The old red brick St. John's United Church on Windsor Street was listed for sale this month for $1.35 million. Along with the church, the sale also includes a two-storey home on Willow Street the congregation used for office space.
While most of the church has been emptied, the property's buyer would get the church organ, which is built into the building structure and impossible to remove.
Real estate agent Ashley Urquhart with Turner Drake & Partners Ltd. said the owners have accepted a conditional offer on the property from a local developer.
While it is still too early to say what the developer may have in mind for the church, the property is zoned as residential.
"I thought originally it was more of a teardown," Urquhart said. "The church is fairly derelict, it has been without utilities for seven years now, and you can imagine the state of the inside.
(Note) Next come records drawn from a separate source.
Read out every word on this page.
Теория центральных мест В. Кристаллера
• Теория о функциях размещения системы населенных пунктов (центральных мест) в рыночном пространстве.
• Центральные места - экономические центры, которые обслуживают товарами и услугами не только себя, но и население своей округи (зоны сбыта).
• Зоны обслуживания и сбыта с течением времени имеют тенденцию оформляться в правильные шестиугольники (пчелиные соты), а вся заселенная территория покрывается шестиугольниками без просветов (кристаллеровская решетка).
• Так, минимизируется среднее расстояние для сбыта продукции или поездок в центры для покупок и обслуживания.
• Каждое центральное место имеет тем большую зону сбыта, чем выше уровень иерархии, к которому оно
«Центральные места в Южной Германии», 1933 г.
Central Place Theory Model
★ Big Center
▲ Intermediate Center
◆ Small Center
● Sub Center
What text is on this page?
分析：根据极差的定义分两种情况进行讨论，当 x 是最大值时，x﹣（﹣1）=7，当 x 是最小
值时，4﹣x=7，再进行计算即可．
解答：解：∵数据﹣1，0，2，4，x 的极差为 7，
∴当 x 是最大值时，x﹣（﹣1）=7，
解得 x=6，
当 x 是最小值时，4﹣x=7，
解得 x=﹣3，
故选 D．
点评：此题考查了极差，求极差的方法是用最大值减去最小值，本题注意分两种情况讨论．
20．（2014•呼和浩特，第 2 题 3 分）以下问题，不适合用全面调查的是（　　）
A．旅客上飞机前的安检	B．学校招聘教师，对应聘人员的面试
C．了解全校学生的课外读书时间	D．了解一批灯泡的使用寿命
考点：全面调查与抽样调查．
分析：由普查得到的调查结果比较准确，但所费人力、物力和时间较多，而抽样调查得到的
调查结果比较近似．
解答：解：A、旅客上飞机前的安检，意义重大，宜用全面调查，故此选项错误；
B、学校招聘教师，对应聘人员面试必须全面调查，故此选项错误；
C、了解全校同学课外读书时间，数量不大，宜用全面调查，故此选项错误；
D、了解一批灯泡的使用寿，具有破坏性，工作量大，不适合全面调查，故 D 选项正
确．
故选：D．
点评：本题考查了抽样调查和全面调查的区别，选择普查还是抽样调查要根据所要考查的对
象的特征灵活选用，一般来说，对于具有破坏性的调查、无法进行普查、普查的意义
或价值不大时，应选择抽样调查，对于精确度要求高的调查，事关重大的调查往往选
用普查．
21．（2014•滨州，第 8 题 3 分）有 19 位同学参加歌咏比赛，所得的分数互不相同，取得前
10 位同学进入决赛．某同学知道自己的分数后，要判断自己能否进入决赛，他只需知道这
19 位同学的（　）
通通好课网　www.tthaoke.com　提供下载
"However, some folks we toured through said they could probably salvage it or at least keep up the facade and keep that look of a church, but perhaps convert it to condominiums."
The congregation tried for years to convince Halifax regional council to allow it to tear down the church and build a complex for gay, lesbian, bisexual and transgendered seniors.
Council rejected the proposal in July 2013 after neighbours objected to the imposing size of the proposed development. The congregation voted in 2014 to give up on the plan.
The church was originally built in 1918, but has been sitting empty since January 2009, when the congregation relocated to the Maritime Conservatory of Performing Arts on Chebucto Road. The congregation had decided the church was in disrepair and upgrade costs were no longer affordable.
The vacant building also suffered several break-ins over the years and rising insurance costs also played a factor in the church's decision to sell the property.